I've been trying to set this up for weeks and it just won't work properly. So I'm still doing this awkward dance of taking screenshots and uploading them whenever I need database help. It's inefficient, but sometimes you just have to work with what you've got.
Current status of the cleanup
After this session, my homepage is actually displaying real information instead of placeholder text and "unknown" fields. The featured sections are pulling the right data, locations are showing up correctly, and I have all the legal pages that a real business needs.
It's not glamorous work, but now when someone lands on my site, it looks professional instead of like a broken demo.
Why I'm sharing the messy parts
I'm traveling to Thailand on Monday to meet my parents, so I wanted to get this cleanup done before I'm working from different locations and dealing with travel schedules. These kinds of technical debt sessions are crucial - they're just not as fun to talk about as building new features.
But here's what I've learned: the boring maintenance work is what separates a real project from a side project that never launches. Every successful website has gone through these cleanup phases.
What's coming next
Once I'm back from Thailand, I'm planning to focus on the monetization aspects - affiliate programs, partnership pages, and the backend systems that will actually make this travel directory profitable.
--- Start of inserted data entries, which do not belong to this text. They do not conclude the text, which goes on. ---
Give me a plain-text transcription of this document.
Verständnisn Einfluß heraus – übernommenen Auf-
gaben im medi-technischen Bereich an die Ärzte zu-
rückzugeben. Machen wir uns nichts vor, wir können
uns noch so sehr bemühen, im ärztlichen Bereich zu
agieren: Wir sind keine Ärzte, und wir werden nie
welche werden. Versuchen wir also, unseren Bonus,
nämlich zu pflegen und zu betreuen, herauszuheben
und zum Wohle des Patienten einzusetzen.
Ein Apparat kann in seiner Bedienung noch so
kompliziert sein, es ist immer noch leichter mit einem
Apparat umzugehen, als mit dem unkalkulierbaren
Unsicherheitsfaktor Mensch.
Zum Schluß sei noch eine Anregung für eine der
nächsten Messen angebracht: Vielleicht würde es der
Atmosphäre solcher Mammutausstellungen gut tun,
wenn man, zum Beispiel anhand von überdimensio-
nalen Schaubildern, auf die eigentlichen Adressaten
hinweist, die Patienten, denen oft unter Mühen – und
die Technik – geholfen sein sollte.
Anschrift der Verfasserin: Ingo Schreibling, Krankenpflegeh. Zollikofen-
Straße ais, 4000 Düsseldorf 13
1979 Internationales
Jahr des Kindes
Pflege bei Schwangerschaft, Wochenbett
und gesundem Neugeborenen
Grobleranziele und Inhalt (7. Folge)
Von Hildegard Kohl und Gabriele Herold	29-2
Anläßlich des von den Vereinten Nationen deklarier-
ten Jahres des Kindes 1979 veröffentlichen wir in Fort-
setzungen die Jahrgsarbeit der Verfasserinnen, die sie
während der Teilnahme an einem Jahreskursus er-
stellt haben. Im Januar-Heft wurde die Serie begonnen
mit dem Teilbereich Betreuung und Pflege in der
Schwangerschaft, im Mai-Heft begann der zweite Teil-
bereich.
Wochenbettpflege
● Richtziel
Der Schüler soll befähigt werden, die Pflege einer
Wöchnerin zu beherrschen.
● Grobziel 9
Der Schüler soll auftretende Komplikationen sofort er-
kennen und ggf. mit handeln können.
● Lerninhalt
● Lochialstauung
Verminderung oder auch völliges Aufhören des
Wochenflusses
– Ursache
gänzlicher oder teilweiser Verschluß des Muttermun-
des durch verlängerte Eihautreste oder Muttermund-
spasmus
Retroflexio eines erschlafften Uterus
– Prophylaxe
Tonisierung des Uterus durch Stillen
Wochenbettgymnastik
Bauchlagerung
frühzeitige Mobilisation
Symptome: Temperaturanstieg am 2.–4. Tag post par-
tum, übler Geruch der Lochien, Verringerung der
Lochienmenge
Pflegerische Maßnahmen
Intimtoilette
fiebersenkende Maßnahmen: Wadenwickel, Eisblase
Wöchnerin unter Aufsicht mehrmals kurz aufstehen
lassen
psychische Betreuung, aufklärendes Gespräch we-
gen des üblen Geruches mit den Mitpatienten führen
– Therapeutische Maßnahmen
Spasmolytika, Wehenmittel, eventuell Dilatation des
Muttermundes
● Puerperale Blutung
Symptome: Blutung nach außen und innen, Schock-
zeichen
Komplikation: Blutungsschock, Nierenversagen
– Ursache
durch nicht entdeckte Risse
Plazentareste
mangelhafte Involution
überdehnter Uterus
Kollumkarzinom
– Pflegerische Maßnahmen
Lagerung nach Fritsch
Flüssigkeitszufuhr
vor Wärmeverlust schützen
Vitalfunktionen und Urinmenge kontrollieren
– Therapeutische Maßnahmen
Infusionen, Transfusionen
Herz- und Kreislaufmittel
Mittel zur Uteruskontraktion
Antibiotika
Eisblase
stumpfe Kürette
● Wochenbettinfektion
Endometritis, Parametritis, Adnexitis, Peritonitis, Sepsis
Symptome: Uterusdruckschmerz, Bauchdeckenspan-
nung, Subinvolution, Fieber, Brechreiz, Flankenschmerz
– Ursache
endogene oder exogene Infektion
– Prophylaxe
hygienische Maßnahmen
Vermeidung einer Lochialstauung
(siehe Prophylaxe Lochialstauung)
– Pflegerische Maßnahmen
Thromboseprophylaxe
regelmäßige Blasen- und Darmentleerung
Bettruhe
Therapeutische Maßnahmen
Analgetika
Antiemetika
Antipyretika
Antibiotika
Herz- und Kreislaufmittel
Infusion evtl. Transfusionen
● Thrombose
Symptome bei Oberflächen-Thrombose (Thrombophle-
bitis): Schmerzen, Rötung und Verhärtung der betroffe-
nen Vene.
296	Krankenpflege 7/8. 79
But I needed this solid foundation first.
I'm also working on integrating a proper newsletter system using Beehive, which I'll probably do a separate episode about since it's pretty interesting how you can sync form submissions directly to your email list.
Lessons from this cleanup session
Technical debt compounds quickly if you ignore it
Sometimes the most important work is the least exciting
Having proper legal pages isn't optional if you want to run a real business
Database relationships are trickier than they seem (still learning this one)
The thing about building in public is that you have to show the unglamorous days too. Not every development session results in a shiny new feature. Sometimes you spend the whole day fixing things that should have been working in the first place.
But you know what? These cleanup days are often when you learn the most. Fighting with database queries and fixing broken relationships teaches you way more about how your system actually works than building new features on top of shaky foundations.
Following along with my 60-day challenge to build a travel directory? I'm documenting the whole journey - the wins, the frustrations, and everything in between. What's the most boring but necessary work you've had to do on your projects?